To be fair, Singapore is much more modern than some of the other Southeast Asian countries. Singapore has an amazing network for transportation so I am not joining the sea of motorbikes like in Vietnam. It is also very diverse, English speaking, etc.
But what has helped us the most is having an amazing network of friends, some who have been here 8-10 years and some who are new to Singapore. Just putting ourselves out there and meeting new people has been the best thing for us. My husband and I also say that, especially in the beginning, we felt “normal” when we were making connections and building friendships with other people. Otherwise you are isolated, so in this situation it is really important to find people to connect with, especially since other expats understand what it is like when you first get to a new country and are more than willing to help you out.
Are there any new skills that you feel like you have gained as a result of working abroad?
It has been amazing in that regard. It has really taught me to pause a little more, stop, and not react. It has been important to me to take the time to appreciate the opportunity to work with my ASEAN colleagues; my team is very diverse with colleagues also from India, Germany, Russia, a great mix of people, and I love that.
It has been important to me to take the time to appreciate the opportunity to work with my ASEAN colleagues; my team is very diverse with colleagues also from India, Germany, Russia, a great mix of people, and I love that.

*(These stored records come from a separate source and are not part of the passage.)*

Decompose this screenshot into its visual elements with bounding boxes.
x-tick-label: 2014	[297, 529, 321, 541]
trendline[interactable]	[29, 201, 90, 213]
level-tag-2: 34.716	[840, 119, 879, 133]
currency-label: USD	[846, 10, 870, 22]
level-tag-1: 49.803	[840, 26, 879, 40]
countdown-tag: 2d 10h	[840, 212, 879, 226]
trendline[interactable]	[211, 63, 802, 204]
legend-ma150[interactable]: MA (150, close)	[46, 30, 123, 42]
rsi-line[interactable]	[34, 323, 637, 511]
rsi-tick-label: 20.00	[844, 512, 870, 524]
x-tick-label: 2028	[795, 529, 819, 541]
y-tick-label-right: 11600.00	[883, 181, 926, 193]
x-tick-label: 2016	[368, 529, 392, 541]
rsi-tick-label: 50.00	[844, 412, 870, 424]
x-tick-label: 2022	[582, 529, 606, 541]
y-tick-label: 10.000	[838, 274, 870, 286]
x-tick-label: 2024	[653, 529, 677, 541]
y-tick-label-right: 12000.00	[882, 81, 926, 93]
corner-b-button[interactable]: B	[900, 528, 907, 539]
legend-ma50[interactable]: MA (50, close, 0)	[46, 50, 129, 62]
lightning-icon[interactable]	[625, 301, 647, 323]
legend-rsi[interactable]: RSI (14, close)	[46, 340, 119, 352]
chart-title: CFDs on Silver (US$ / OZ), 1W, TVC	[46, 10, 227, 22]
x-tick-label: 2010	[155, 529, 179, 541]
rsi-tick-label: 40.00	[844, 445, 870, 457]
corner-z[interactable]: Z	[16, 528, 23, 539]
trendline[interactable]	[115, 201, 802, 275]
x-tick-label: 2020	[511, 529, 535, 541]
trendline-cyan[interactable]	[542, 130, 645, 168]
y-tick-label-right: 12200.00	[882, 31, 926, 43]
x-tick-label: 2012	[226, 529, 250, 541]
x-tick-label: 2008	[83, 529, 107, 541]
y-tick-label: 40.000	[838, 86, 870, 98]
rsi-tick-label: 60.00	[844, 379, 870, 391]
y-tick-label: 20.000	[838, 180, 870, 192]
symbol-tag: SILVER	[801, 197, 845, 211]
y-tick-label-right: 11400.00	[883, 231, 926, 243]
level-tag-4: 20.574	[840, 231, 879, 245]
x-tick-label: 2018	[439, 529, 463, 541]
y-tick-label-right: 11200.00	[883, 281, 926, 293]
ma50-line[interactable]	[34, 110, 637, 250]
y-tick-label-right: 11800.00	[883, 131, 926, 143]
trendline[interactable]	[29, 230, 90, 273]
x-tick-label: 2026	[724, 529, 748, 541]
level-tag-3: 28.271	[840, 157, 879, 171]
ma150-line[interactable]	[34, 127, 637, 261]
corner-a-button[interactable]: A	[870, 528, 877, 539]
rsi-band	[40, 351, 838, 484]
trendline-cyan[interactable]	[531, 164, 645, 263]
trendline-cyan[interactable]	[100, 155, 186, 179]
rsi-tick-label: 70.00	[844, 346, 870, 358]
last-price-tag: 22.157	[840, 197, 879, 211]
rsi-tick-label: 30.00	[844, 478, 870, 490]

Even though you know in the back of your mind that you are in another country and need to be aware of the other cultures you are working with, it is natural to go into your normal behavior. So it has taught me a lot about pausing, listening, and asking questions.
The other thing that I remind myself constantly of is: don’t be afraid to ask. Don’t assume your question is stupid; you aren’t expected to know everything. It is better to ask what is appropriate or how a person prefers to work or what is right than it is to make it seem like you know anything. I think that when you are on an assignment you feel like you have earned the situation and you are expected to handle it. But I think the best thing to do is ask. I have had plenty of situations where I have had to say “I don’t know if this is right, can someone help me?” And I think people appreciate that honesty.
Do you feel like you appreciate your time more as being a little more special than you might at home?
Of course a lot of the day to day has changed, but also you do get into routines and you learn new ways of behaving. I think you have to be really open to those new experiences and open to new people. I will take back with me the desire and openness to try new things.
We actually aren’t even going to move back to Chicago when we go back, we are going to move to Austin, Texas despite having spent very little time there. But we are looking forward to that feeling of newness and adventure. And that is just one way that the experience of being in Singapore has changed our perspective a bit.
I also think, once you do a big move from one side of the world to the other, you are more willing entertain options that might take you to the other side of the world again. And the other thing is, we have always loved to travel, but now I think that our reach will be much farther and we will probably be looking for locations that before we might have thought were a little too adventurous. Our trip to Florida every year isn’t going to do it anymore!